Jules Verne

Tous étaient venus affirmer par leur présence que rien ne pourrait jamais séparer les partisans du « Plus léger que l'air » !

Vers onze heures vingt, un coup de canon annonça la fin des derniers préparatifs.

Le _Go a head_ n'attendait plus qu'un signal pour partir. Un second coup de canon retentit à onze heures vingt-cinq.

Le _Go a head,_ maintenu par ses cordes de filet, s'éleva d'une quinzaine de mètres au-dessus de la clairière. De cette façon la plate-forme dominait cette foule si profondément émue. Uncle Prudent et Phil Evans, debout à l'avant, mirent alors la main gauche sur leur poitrine, - ce qui signifiait qu'ils étaient de cœur avec toute l'assistance. Puis, ils tendirent la main droite vers le zénith, - ce qui signifiait que le plus grand des ballons connus jusqu'à ce jour allait enfin prendre possession du domaine supra-terrestre.

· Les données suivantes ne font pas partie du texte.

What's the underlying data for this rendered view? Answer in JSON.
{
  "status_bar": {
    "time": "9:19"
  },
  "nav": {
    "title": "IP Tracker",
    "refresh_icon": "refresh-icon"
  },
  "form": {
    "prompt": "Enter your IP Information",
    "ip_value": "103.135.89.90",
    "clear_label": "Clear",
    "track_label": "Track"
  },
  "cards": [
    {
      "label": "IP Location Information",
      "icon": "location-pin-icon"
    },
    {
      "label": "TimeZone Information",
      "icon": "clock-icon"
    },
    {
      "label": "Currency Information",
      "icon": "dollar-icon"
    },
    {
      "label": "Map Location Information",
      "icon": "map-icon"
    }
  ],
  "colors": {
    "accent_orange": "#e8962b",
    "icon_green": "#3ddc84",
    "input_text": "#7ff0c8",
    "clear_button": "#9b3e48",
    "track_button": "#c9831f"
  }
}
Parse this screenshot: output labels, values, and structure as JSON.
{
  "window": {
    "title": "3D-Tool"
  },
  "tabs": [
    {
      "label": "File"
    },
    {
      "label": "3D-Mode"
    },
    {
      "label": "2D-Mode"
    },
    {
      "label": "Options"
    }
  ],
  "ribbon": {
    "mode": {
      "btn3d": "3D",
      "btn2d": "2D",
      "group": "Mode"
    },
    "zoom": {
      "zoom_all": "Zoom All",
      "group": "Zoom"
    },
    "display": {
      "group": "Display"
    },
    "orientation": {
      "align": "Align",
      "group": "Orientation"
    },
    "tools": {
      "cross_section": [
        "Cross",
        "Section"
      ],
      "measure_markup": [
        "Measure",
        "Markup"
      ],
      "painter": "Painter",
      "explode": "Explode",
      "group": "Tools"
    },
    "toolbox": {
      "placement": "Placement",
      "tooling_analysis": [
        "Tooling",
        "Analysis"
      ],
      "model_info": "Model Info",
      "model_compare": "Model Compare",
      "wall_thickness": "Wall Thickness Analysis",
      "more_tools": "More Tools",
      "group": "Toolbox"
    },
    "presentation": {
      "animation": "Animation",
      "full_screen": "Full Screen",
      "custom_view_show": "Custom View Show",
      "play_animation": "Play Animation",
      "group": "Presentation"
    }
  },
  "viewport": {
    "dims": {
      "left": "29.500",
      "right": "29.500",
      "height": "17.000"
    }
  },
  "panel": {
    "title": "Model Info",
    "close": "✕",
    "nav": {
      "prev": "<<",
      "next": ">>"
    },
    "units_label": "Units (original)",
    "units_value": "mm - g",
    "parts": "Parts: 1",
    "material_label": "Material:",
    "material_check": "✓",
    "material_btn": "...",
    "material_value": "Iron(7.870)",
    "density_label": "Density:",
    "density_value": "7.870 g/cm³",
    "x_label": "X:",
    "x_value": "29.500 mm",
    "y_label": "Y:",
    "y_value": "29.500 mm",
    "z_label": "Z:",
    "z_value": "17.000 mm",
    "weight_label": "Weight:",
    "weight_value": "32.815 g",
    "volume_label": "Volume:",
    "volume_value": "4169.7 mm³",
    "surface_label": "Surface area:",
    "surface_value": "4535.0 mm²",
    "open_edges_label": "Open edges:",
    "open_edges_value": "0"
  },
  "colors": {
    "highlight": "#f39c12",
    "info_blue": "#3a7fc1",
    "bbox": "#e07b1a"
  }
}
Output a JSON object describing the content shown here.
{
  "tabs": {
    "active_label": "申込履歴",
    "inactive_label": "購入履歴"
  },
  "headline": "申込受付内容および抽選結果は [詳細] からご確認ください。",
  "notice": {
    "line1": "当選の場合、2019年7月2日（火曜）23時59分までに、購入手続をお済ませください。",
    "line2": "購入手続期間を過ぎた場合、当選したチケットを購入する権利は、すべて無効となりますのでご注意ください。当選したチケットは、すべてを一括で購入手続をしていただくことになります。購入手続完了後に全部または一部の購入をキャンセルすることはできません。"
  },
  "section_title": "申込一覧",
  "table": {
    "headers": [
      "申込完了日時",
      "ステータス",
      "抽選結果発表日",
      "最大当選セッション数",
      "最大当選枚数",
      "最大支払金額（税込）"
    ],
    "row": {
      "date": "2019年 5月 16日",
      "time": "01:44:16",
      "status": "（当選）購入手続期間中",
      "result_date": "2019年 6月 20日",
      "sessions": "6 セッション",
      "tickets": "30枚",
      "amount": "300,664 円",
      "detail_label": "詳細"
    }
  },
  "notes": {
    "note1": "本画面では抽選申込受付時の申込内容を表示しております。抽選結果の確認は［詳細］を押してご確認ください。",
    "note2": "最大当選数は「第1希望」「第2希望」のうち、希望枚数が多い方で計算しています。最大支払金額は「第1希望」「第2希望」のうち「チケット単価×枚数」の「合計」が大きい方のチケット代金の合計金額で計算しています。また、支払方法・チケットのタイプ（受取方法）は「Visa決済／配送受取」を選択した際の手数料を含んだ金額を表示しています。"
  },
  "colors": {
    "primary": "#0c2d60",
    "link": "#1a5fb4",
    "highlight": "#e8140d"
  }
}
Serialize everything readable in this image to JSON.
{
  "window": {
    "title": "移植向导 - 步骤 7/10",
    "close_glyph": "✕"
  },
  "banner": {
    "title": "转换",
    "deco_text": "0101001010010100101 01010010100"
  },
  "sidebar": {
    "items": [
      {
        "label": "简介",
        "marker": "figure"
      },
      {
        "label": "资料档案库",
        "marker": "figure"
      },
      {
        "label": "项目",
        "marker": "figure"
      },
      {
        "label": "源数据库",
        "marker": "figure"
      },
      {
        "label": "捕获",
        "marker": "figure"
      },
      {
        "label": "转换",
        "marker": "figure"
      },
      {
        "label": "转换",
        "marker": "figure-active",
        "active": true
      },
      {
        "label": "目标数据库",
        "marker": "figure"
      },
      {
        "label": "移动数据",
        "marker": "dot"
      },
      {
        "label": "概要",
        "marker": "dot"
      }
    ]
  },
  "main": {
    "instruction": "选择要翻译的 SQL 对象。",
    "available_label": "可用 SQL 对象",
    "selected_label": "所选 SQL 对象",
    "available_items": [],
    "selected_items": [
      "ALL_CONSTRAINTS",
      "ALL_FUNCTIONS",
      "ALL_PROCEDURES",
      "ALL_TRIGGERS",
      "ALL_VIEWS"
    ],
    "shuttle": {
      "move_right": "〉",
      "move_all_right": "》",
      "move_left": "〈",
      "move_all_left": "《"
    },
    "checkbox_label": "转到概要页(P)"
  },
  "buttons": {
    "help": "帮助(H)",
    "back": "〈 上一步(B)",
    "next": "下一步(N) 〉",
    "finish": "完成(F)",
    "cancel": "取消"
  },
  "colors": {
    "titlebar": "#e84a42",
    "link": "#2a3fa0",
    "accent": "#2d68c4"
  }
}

Cent mille mains se portèrent alors sur cent mille poitrines, et cent mille autres se dressèrent vers le ciel.

Un troisième coup de canon éclata à onze heures trente.

« Lâchez tout! » cria Uncle Prudent, qui lança la formule sacramentelle.

Et le _Go a head_ s'éleva « majestueusement », -adverbe consacré par l'usage dans les descriptions aérostatiques.

En vérité, c'était un spectacle superbe! On eût dit d'un vaisseau qui vient de quitter son chantier de construction. Et n'était-ce pas un vaisseau, lancé sur la mer aérienne?

Le _Go a head_ monta suivant une rigoureuse verticale - preuve du calme absolu de l'atmosphère -, et il s'arrêta à une altitude de deux cent cinquante mètres.

Là, commencèrent les manœuvres en déplacement horizontal. Le _Go a head,_ poussé par ses deux hélices, alla au-devant du soleil avec une vitesse d'une dizaine de mètres à la seconde. C'est la vitesse de la baleine franche au milieu des couches liquides. Et il ne messied pas de le comparer à cette géante des mers boréales, puisqu'il avait aussi la forme de cet énorme cétacé.

Une nouvelle salve de hurrahs monta vers les habiles aéronautes.

Puis, sous l'action de son gouvernail, le _Go a head_ se livra à toutes les évolutions circulaires, obliques, rectilignes, que lui imprimait la main du timonier. Il tourna dans un cercle restreint, il marcha en avant, en arrière, de façon à convaincre les plus réfractaires à la direction des ballons, - s'il y en avait eu!... S'il yen avait eu, on les aurait écharpés.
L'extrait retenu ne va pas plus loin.